Touring often only profits through merch sales — take that away, and the entire tour collapses.
Here are the ideas circulating among fans, artists, and anyone who’s ever stood behind a folding table with a cash box:
1. Pop-Up Merch Booths Outside
The Make Them Suffer method.
Fans buy directly from the band, and venues can’t touch a dime.

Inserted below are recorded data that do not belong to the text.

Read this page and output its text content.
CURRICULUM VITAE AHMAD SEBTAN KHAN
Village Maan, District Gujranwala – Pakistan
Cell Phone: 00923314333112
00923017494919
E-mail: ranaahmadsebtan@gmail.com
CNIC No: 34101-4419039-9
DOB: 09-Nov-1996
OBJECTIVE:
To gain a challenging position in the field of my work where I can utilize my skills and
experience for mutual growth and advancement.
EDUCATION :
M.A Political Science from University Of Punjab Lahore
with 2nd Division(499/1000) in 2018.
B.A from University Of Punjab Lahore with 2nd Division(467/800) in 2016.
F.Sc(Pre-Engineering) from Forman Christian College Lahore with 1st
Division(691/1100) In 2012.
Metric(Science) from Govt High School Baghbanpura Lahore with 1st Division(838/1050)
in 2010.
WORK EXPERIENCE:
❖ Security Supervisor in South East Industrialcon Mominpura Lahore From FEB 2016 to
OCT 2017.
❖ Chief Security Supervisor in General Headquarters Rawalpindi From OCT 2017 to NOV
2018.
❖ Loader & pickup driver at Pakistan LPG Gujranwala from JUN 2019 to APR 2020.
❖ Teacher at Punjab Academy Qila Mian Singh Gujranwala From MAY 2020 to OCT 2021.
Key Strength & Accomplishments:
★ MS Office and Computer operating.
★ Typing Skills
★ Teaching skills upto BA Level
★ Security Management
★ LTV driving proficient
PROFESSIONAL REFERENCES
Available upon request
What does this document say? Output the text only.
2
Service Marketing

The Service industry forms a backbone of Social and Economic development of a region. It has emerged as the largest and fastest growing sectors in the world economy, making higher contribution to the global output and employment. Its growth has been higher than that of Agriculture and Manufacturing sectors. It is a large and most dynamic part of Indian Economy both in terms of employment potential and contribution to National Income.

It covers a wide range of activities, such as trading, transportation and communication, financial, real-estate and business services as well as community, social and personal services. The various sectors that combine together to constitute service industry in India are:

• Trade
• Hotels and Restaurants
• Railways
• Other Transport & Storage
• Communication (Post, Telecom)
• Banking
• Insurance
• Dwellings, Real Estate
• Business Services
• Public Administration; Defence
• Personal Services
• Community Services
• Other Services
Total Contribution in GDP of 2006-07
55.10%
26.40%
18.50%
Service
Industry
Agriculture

Works best in walkable cities where no one minds a little chaos.
2. The “Single Shirt + QR Code” Trick
Put one decoy shirt at the official venue table with a giant QR code that leads to the real merch location outside.
You can take the shirt — but not the band’s soul.
3. Pre-Order Merch for Pickup at the Show
Fans pay in advance, bands deliver on-site.
The venue doesn’t get a cut because the transaction didn’t happen inside.
4. Avoid Venues That Take a Cut
The nuclear option.
If enough bands refuse, eventually promoters stop booking those rooms — or renegotiate their policies.
5. Renegotiate Contracts: “We Split Merch When You Split the Bar”
Fair is fair.
If the venue wants 20% of T-shirts, maybe the band deserves 20% of the bar.
Watch how fast those merch cuts disappear.
6. Fans Speaking Up
Fans complaining publicly works.
Venues hate bad PR more than they love a merch cut.
THE BOTTOM LINE
Merch cuts are outdated, exploitative, and harmful to the artists who keep the entire live music economy alive. Venues justify it with “policy,” but fans and bands see it for what it is: a tax on the only income stream that keeps tours afloat.
Make Them Suffer’s post didn’t start this conversation — but it reminded everyone why it matters. If the industry wants bands to keep touring, survive, and keep ticket prices sane, then merch needs to go 100% back to the artists.
Or else every show is about to have a parking-lot pop-up and a QR code revolution.